* Posts by randomengineer

11 publicly visible posts • joined 14 Sep 2012

What goes up, Musk come down... and up and down and up and down: NASA details followup Dragon pod trips to orbiting station

randomengineer

Has anyone heard what the plan is regarding the incoming tropical storm? Splashdown could be a great deal more exciting than anticipated.

Remember that clinical trial, promoted by President Trump, of a possible COVID-19 cure? So, so, so many questions...

randomengineer

Re: Echo chamber aside

I thought the basic problem was cytokine storm hence an autoimmune problem like lupus

randomengineer

I'm not sure I even understand the point of this article other than some random writer taking yet another poorly considered shot at Trump. It makes little sense. If whatever the doctors are doing now isn't working then trying the treatment of quinine and z-pack and zinc possibly changing a certain negative outcome is worth the attempt. The notion that something isn't peer reviewed enough to be certain therefore it's unproven crap is nonsense in a world where people are dying NOW regardless and there isn't the luxury of time. For heaven's sake, try the treatment; if I (old enough to be at risk) am in the hospital dying on a ventilator and otherwise out of options, I'm not going to reject the attempt because some writer at El Reg doesn't reckon the attempt to be peer reviewed enough. Moreover, the very notion of freedom requires that we have agency, as in the right to request the treatment. It is not up to governors nor well intended officials nor all knowing superior writers with nothing at stake in my recovery. OK go ahead and downvote.

EmDrive? More like BS drive: Physics-defying space engine flunks out

randomengineer

Re: The device is very light.

>>...the power supply is similar to that required to run a single family house hold...

thought experiment -- edison accidentally discovers a form of led light but it takes the energy needed to power new york city to light a closet. pronounced as useless and unscientific rubbish on the spot.

point is that nobody knows what's going on or how it works. not claiming that the final design will run on a phone battery but IF IT WORKS AT ALL then the understanding of it would result in vast improvement in efficiency.

First SpaceX Falcon 9 Block 5 rocket lobs comms sat into orbit

randomengineer

>> I'd love to know exactly what legacy of the olden days makes 12ft the right diameter<<

Transport of stages, I think.
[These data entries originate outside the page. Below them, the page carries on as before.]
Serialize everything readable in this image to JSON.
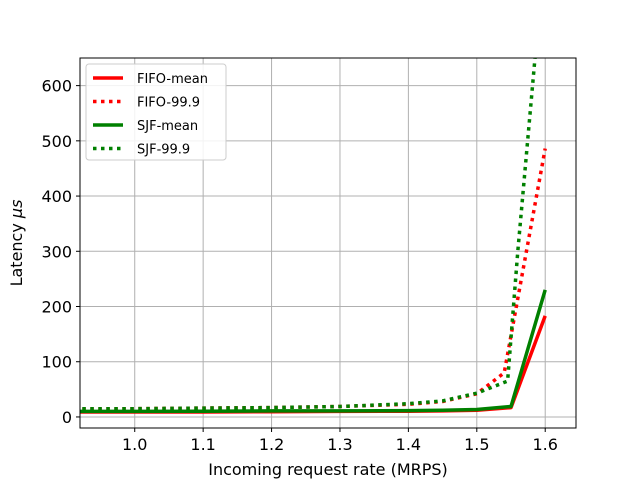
{
  "chart_data": {
    "type": "line",
    "title": "",
    "xlabel": "Incoming request rate (MRPS)",
    "ylabel_prefix": "Latency ",
    "ylabel_unit": "μs",
    "xlim": [
      0.92,
      1.645
    ],
    "ylim": [
      -20,
      650
    ],
    "xticks": [
      1.0,
      1.1,
      1.2,
      1.3,
      1.4,
      1.5,
      1.6
    ],
    "xtick_labels": [
      "1.0",
      "1.1",
      "1.2",
      "1.3",
      "1.4",
      "1.5",
      "1.6"
    ],
    "yticks": [
      0,
      100,
      200,
      300,
      400,
      500,
      600
    ],
    "ytick_labels": [
      "0",
      "100",
      "200",
      "300",
      "400",
      "500",
      "600"
    ],
    "grid": true,
    "legend_position": "top-left",
    "series": [
      {
        "name": "FIFO-mean",
        "color": "#ff0000",
        "dash": "solid",
        "x": [
          0.9,
          1.0,
          1.1,
          1.2,
          1.3,
          1.4,
          1.45,
          1.5,
          1.55,
          1.6
        ],
        "y": [
          9,
          9,
          9,
          9.5,
          10,
          10.5,
          11,
          12,
          17,
          183
        ]
      },
      {
        "name": "FIFO-99.9",
        "color": "#ff0000",
        "dash": "dotted",
        "x": [
          0.9,
          1.0,
          1.1,
          1.2,
          1.3,
          1.4,
          1.45,
          1.5,
          1.54,
          1.6
        ],
        "y": [
          14,
          15,
          16,
          17,
          19,
          23,
          28,
          42,
          80,
          486
        ]
      },
      {
        "name": "SJF-mean",
        "color": "#008000",
        "dash": "solid",
        "x": [
          0.9,
          1.0,
          1.1,
          1.2,
          1.3,
          1.4,
          1.45,
          1.5,
          1.55,
          1.6
        ],
        "y": [
          10,
          10,
          10.5,
          11,
          11,
          11.5,
          12,
          13.5,
          19,
          230
        ]
      },
      {
        "name": "SJF-99.9",
        "color": "#008000",
        "dash": "dotted",
        "x": [
          0.9,
          1.0,
          1.1,
          1.2,
          1.3,
          1.4,
          1.45,
          1.5,
          1.545,
          1.56,
          1.585
        ],
        "y": [
          15,
          15,
          16,
          17,
          19,
          24,
          29,
          43,
          65,
          300,
          650
        ]
      }
    ]
  }
}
Some will claim this is all due to pork-barrel politics and creation of jobs in various parts of the country; e.g. if you want congresscritter Smith to vote to allocate 'n' billion $ to NASA this vote will cost having facility 'x' in his/her district source the making of [insert subassembly.] On the other hand if a manufacturer already has expertise in [insert subassembly technology] and has a trained workforce already in place in say Utah then this is where the [subassembly] will need to be made unless you're willing to guarantee very very long term contracts. i.e. expedience, not necessarily pork barrels.
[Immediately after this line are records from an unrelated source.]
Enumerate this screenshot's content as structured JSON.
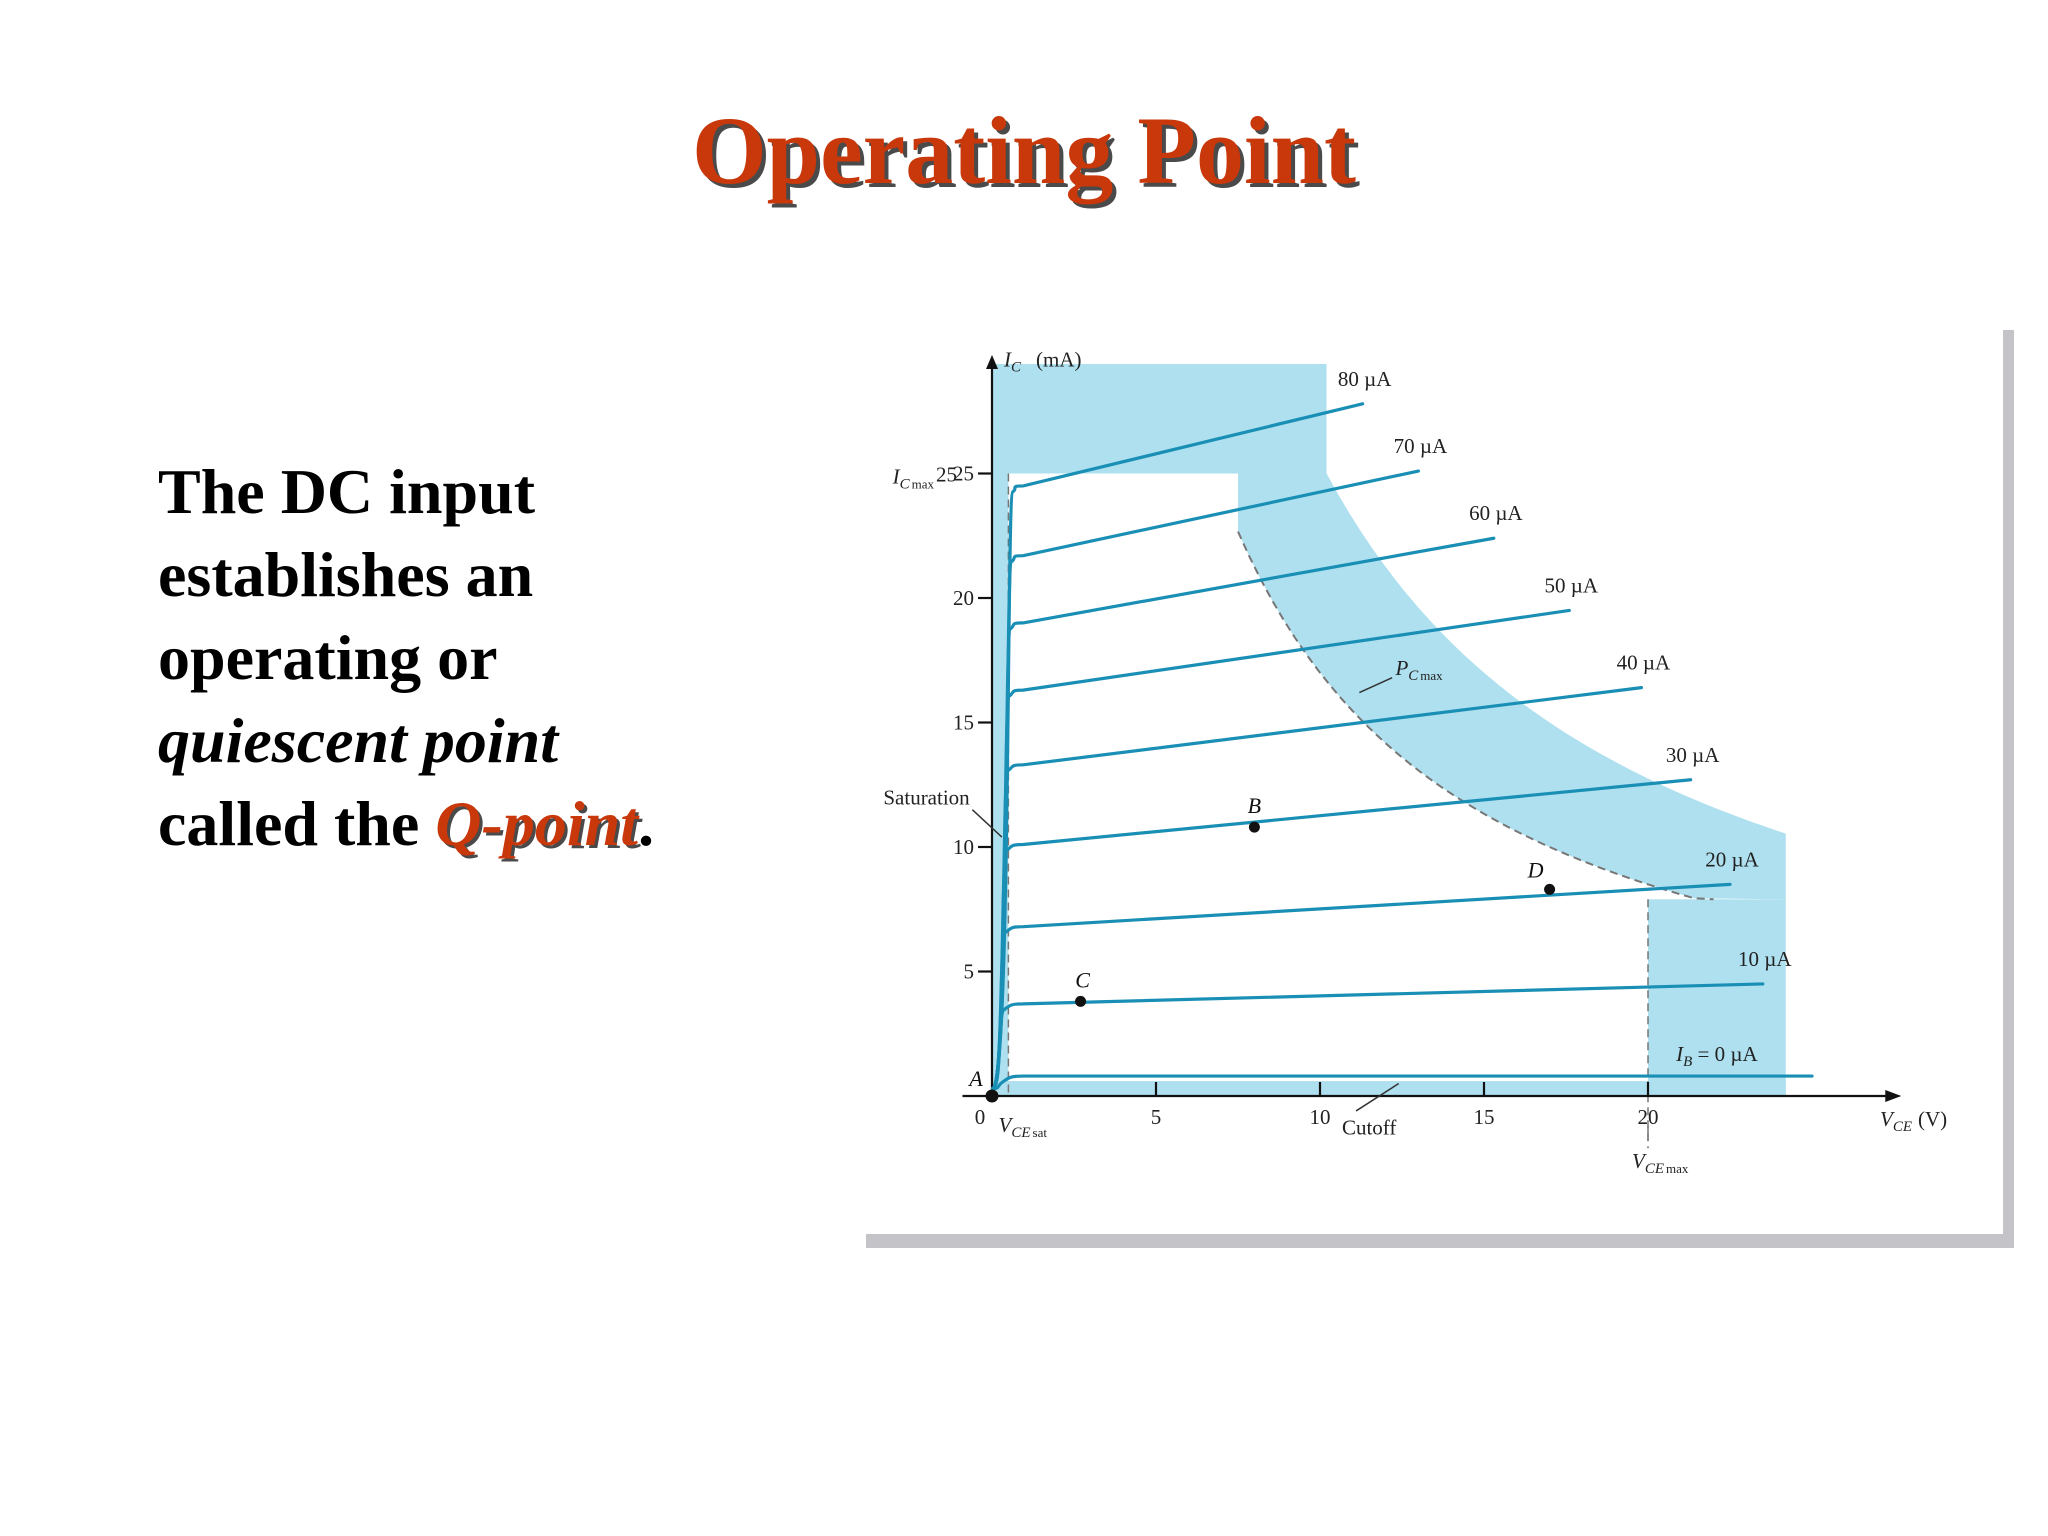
{
  "slide": {
    "title": "Operating Point",
    "body_lines": [
      "The DC input",
      "establishes an",
      "operating or"
    ],
    "body_italic": "quiescent point",
    "body_last_prefix": "called the ",
    "body_highlight": "Q-point",
    "body_last_suffix": "."
  },
  "colors": {
    "title": "#c8380a",
    "curve": "#1a8fb5",
    "region": "#aee0ef",
    "frame_shadow": "#c4c4c8"
  },
  "chart_data": {
    "type": "line",
    "ylabel": "I_C (mA)",
    "xlabel": "V_CE (V)",
    "xlim": [
      0,
      27
    ],
    "ylim": [
      0,
      29
    ],
    "x_ticks": [
      0,
      5,
      10,
      15,
      20
    ],
    "y_ticks": [
      0,
      5,
      10,
      15,
      20,
      25
    ],
    "series": [
      {
        "name": "80 µA",
        "knee": 24.5,
        "end": [
          11.3,
          27.8
        ]
      },
      {
        "name": "70 µA",
        "knee": 21.7,
        "end": [
          13.0,
          25.1
        ]
      },
      {
        "name": "60 µA",
        "knee": 19.0,
        "end": [
          15.3,
          22.4
        ]
      },
      {
        "name": "50 µA",
        "knee": 16.3,
        "end": [
          17.6,
          19.5
        ]
      },
      {
        "name": "40 µA",
        "knee": 13.3,
        "end": [
          19.8,
          16.4
        ]
      },
      {
        "name": "30 µA",
        "knee": 10.1,
        "end": [
          21.3,
          12.7
        ]
      },
      {
        "name": "20 µA",
        "knee": 6.8,
        "end": [
          22.5,
          8.5
        ]
      },
      {
        "name": "10 µA",
        "knee": 3.7,
        "end": [
          23.5,
          4.5
        ]
      },
      {
        "name": "I_B = 0 µA",
        "knee": 0.8,
        "end": [
          25.0,
          0.8
        ]
      }
    ],
    "points": [
      {
        "name": "A",
        "x": 0,
        "y": 0
      },
      {
        "name": "B",
        "x": 8,
        "y": 10.8
      },
      {
        "name": "C",
        "x": 2.7,
        "y": 3.8
      },
      {
        "name": "D",
        "x": 17,
        "y": 8.3
      }
    ],
    "ic_max": 25,
    "vce_max": 20,
    "annotations": {
      "ic_max": "I_C max",
      "vce_sat": "V_CE sat",
      "vce_max": "V_CE max",
      "pc_max": "P_C max",
      "saturation": "Saturation",
      "cutoff": "Cutoff"
    }
  }
}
Newly spotted distant dwarf planet orbits the Sun every 700 years

randomengineer

Re: A name

it's a dwarf planet, so... Tyrion?

randomengineer

it's a dwarf planet, so... Tyrion.

We're doing SETI the wrong and long way around, say boffins

randomengineer

this is actually reasonable news. about time they started figuring out how to do the search stuff systematically. now that we are aware of how we can detect, apply that to the smaller count of stars we reckon can detect us with that level of tech. as the level of detection tech advances, widen/change the search accordingly. this resembles a rational plan. [apologies for not saying something funny/pithy.]

Bouncy bouncy: Comet probot Philae landed twice

randomengineer

Re: What is the pull of gravity of that rock?
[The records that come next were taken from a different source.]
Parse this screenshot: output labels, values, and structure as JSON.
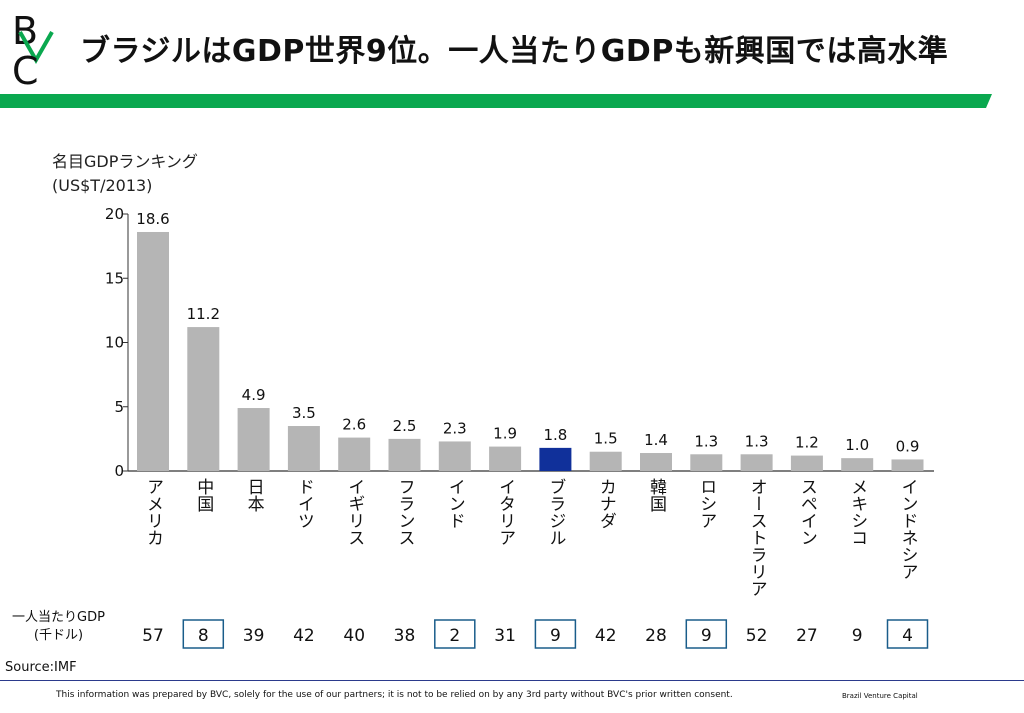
{
  "logo": {
    "letters": [
      "B",
      "C"
    ]
  },
  "header": {
    "title": "ブラジルはGDP世界9位。一人当たりGDPも新興国では高水準"
  },
  "colors": {
    "accent_green": "#0aa84f",
    "bar_default": "#b5b5b5",
    "bar_highlight": "#10309a",
    "box_border": "#1a5d8a"
  },
  "chart_data": {
    "type": "bar",
    "ylabel_lines": [
      "名目GDPランキング",
      "(US$T/2013)"
    ],
    "categories": [
      "アメリカ",
      "中国",
      "日本",
      "ドイツ",
      "イギリス",
      "フランス",
      "インド",
      "イタリア",
      "ブラジル",
      "カナダ",
      "韓国",
      "ロシア",
      "オーストラリア",
      "スペイン",
      "メキシコ",
      "インドネシア"
    ],
    "values": [
      18.6,
      11.2,
      4.9,
      3.5,
      2.6,
      2.5,
      2.3,
      1.9,
      1.8,
      1.5,
      1.4,
      1.3,
      1.3,
      1.2,
      1.0,
      0.9
    ],
    "value_labels": [
      "18.6",
      "11.2",
      "4.9",
      "3.5",
      "2.6",
      "2.5",
      "2.3",
      "1.9",
      "1.8",
      "1.5",
      "1.4",
      "1.3",
      "1.3",
      "1.2",
      "1.0",
      "0.9"
    ],
    "ylim": [
      0,
      20
    ],
    "yticks": [
      0,
      5,
      10,
      15,
      20
    ],
    "highlight_category": "ブラジル",
    "per_capita": {
      "label_lines": [
        "一人当たりGDP",
        "(千ドル)"
      ],
      "values": [
        "57",
        "8",
        "39",
        "42",
        "40",
        "38",
        "2",
        "31",
        "9",
        "42",
        "28",
        "9",
        "52",
        "27",
        "9",
        "4"
      ],
      "boxed": [
        false,
        true,
        false,
        false,
        false,
        false,
        true,
        false,
        true,
        false,
        false,
        true,
        false,
        false,
        false,
        true
      ]
    }
  },
  "footer": {
    "source": "Source:IMF",
    "disclaimer": "This information was prepared by BVC, solely for the use of our partners; it is not to be relied on by any 3rd party without BVC's prior written consent.",
    "brand": "Brazil Venture Capital"
  }
}
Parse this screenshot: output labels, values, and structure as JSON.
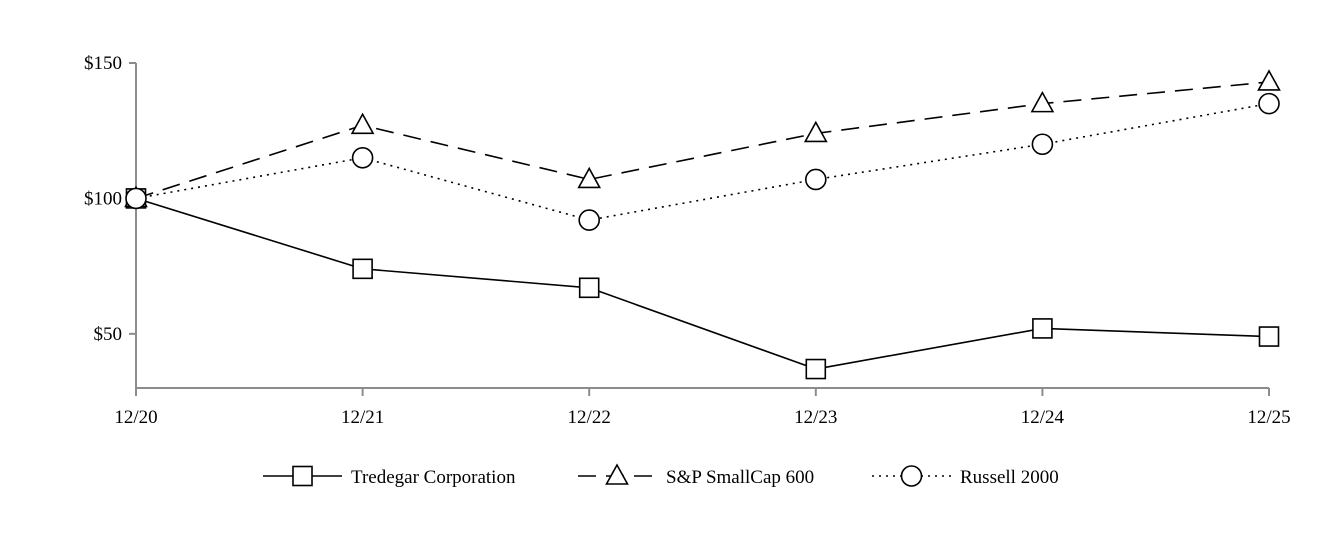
{
  "chart_data": {
    "type": "line",
    "title": "",
    "xlabel": "",
    "ylabel": "",
    "categories": [
      "12/20",
      "12/21",
      "12/22",
      "12/23",
      "12/24",
      "12/25"
    ],
    "y_ticks": [
      50,
      100,
      150
    ],
    "y_tick_labels": [
      "$50",
      "$100",
      "$150"
    ],
    "ylim": [
      30,
      150
    ],
    "grid": false,
    "legend_position": "bottom",
    "series": [
      {
        "name": "Tredegar Corporation",
        "values": [
          100,
          74,
          67,
          37,
          52,
          49
        ],
        "marker": "square",
        "line_style": "solid",
        "color": "#000000"
      },
      {
        "name": "S&P SmallCap 600",
        "values": [
          100,
          127,
          107,
          124,
          135,
          143
        ],
        "marker": "triangle",
        "line_style": "dashed",
        "color": "#000000"
      },
      {
        "name": "Russell 2000",
        "values": [
          100,
          115,
          92,
          107,
          120,
          135
        ],
        "marker": "circle",
        "line_style": "dotted",
        "color": "#000000"
      }
    ]
  }
}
nice ref to Lucifer's Hammer.

well done

Chips in spaaaaace: old tech is in

randomengineer

Re: Interestingly Space report lists *several* bits of kit that had anomolies with them.

But are yoyu *sure* about that?

Error found in climate modelling: Too many droughts predicted

randomengineer

Re: positive-feedbackitis

"In any-case the biggest problem is that cosmic rays show no trend in the past 50 years so they CANT possibly explain the warming in the late 20th century."

Simplistic.

Cosmic ray rates in and of themselves do not have to show a trend. Whatever can locally modulate them will do, or periodic changes in what they actually affect physically may change.

Fire a bowling ball at the pins every 30 seconds; never change this. Periodically alter the ball trajectory via obstacle placement, or periodically don't replace all of the pins. I guarantee that the pin knockdown count will be related to everything *but* the non-changing rate of firing the ball.